The chapter on the 1960s, “Films Division’s Transient Outliers, 1965–c.1973,” is certainly the most interesting one in the book, also because it was such a dynamic phase in the life of FD—we see its flowering under Jean Bhownagary and the “outliers”—SNS Shastry, Pramod Pathy, Sukhdev, and others. New experimental visual storytelling, non-linear editing, stop motion animation, self-reflexivity, and on-camera interviews mark this phase of FD. Not only are there new subjects of development, there is a critique of the state and its projects, as well as a questioning of the entire Nehruvian development philosophy on which it rested. Sutoris emphasizes the galvanizing presence of Jean Bhownagary (himself a multi-talented sculptor, painter, poet, and magician), on loan from the UNESCO, and a close personal friend of Indira Gandhi who gave him a free hand in the running of FD. Bhownagary belongs to the long list of illustrious FD directors: from Ezra Mir, Mohan Bhavnani, V. Shantaram et al. to VS Kundu. Besides a detailed discussion of the experimental films of Pramod Pathy and S.N.S. Sastry’s interview film, I am 20 (1967), this chapter also contains documentation of the dramatic career of Sukhdev aka Comrade Sukh, one of the most interesting and controversial FD directors.

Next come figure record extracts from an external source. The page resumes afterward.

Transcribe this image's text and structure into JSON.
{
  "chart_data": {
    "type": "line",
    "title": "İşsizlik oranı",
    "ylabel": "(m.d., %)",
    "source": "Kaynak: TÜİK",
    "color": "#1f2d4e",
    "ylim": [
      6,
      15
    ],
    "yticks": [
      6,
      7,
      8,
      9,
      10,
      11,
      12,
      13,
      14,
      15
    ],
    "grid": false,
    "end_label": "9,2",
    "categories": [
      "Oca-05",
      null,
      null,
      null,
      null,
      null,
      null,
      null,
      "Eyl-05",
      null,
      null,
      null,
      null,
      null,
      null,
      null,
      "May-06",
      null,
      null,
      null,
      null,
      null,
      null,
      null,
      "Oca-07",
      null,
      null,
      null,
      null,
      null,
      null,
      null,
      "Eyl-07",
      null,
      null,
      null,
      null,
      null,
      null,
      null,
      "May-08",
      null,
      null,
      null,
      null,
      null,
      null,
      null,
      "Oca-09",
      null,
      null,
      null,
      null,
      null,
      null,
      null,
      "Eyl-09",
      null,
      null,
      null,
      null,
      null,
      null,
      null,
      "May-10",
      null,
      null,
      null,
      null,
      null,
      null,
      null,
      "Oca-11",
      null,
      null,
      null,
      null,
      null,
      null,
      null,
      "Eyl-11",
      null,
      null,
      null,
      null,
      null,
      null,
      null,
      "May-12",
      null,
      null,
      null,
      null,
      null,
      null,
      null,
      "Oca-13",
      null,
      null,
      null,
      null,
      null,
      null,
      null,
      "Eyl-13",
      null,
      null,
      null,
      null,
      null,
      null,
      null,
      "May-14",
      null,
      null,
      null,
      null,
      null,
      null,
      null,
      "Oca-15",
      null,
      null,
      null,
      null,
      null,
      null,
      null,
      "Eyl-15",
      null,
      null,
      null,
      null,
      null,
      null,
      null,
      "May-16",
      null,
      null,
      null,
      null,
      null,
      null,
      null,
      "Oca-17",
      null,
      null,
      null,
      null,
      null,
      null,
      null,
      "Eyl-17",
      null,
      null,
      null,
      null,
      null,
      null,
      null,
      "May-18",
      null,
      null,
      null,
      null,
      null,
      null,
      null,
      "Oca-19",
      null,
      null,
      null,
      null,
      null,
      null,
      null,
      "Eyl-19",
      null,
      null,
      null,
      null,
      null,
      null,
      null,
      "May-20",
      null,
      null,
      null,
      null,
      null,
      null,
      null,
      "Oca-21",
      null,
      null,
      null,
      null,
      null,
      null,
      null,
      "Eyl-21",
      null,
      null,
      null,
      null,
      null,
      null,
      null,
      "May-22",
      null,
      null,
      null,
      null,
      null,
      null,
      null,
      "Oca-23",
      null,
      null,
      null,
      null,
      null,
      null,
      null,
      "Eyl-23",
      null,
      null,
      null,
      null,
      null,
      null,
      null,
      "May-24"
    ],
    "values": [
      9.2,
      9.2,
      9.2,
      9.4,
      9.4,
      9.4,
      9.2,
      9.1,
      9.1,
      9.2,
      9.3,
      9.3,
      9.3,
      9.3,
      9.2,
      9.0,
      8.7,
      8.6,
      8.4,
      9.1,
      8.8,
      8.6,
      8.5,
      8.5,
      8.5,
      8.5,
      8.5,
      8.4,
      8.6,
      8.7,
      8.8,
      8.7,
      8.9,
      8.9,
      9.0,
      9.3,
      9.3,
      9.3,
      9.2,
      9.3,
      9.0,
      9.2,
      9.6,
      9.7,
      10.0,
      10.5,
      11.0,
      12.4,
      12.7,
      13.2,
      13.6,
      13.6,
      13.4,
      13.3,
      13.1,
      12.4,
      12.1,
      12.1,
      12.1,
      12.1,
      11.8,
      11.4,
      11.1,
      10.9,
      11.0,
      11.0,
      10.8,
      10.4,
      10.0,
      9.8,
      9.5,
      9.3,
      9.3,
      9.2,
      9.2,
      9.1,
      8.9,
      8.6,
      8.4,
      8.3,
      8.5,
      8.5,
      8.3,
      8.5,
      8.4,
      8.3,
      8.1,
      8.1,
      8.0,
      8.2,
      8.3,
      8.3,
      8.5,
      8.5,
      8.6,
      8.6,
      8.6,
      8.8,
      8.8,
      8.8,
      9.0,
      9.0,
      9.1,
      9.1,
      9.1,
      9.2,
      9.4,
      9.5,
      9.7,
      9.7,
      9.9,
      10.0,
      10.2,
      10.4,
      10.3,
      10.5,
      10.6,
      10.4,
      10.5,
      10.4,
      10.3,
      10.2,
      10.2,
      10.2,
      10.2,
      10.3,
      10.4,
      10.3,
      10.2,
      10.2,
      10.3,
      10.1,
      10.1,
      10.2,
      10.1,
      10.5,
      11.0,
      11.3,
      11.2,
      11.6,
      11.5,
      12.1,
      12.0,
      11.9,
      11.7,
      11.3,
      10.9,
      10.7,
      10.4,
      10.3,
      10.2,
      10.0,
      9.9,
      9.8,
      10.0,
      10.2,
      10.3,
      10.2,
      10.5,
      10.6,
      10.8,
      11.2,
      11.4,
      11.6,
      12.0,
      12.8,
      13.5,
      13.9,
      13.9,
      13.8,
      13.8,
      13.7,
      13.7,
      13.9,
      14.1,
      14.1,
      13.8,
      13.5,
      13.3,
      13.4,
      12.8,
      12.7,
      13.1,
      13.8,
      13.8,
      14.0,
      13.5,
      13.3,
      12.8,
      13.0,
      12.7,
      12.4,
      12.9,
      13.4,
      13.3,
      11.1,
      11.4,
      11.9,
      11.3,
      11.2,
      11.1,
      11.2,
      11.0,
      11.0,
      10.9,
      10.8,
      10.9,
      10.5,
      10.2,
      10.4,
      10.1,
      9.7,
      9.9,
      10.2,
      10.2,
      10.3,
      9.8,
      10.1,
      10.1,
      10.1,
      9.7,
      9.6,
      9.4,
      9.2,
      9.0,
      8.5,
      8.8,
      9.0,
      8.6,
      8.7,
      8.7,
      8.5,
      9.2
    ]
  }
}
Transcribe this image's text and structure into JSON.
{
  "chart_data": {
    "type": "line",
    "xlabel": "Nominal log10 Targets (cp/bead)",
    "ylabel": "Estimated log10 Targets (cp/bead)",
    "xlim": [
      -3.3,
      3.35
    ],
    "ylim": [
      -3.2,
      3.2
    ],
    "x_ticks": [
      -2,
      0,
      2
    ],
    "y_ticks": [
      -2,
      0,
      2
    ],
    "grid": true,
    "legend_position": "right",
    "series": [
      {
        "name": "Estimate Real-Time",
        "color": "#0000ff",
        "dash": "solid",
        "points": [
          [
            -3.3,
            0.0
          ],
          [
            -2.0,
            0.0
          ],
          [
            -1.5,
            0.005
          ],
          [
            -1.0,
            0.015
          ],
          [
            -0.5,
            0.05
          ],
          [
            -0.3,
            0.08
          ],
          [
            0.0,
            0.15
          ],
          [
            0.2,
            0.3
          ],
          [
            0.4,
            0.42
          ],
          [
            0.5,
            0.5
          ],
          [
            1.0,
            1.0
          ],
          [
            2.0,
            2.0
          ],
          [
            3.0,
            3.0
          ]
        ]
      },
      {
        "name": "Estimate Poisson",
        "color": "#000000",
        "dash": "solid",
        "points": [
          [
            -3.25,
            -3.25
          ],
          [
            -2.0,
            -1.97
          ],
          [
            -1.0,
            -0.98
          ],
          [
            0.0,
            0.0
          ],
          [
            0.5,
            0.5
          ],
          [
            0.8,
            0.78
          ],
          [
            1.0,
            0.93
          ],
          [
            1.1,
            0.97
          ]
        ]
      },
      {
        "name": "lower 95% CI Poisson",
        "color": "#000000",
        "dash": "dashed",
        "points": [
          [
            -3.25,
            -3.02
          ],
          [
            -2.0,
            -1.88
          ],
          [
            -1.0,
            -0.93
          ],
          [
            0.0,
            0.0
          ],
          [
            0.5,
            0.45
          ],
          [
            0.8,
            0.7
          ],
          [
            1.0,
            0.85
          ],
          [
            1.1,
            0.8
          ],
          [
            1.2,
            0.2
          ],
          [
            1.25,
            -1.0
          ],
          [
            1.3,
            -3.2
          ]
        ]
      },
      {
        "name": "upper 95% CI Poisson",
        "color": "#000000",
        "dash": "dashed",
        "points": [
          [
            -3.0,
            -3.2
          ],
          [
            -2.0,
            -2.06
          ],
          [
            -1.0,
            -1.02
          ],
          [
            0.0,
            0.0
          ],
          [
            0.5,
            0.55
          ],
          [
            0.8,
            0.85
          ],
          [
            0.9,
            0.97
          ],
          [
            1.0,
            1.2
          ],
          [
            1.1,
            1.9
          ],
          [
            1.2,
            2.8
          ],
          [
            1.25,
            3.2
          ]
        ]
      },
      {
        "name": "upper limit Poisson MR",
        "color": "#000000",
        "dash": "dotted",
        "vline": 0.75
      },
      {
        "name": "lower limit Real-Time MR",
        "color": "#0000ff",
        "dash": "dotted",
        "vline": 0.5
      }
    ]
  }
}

Sutoris concludes with SNS Shastry’s This Bit of that India (1972) that cites a scene from Federico Garcia Lorca’s play House of Bernarda Alba (1945), where after the suicide of her youngest daughter, the weeping senior matriarch forcefully tells her children to remain silent about the fact that she was no virgin when she died. This is the film’s and the book’s central metaphor for the state’s patriarchal (or even matriarchal after Indira Gandhi) attitude to the “subjects of development” whose voices and visions are what Sutoris has tried to capture in the book.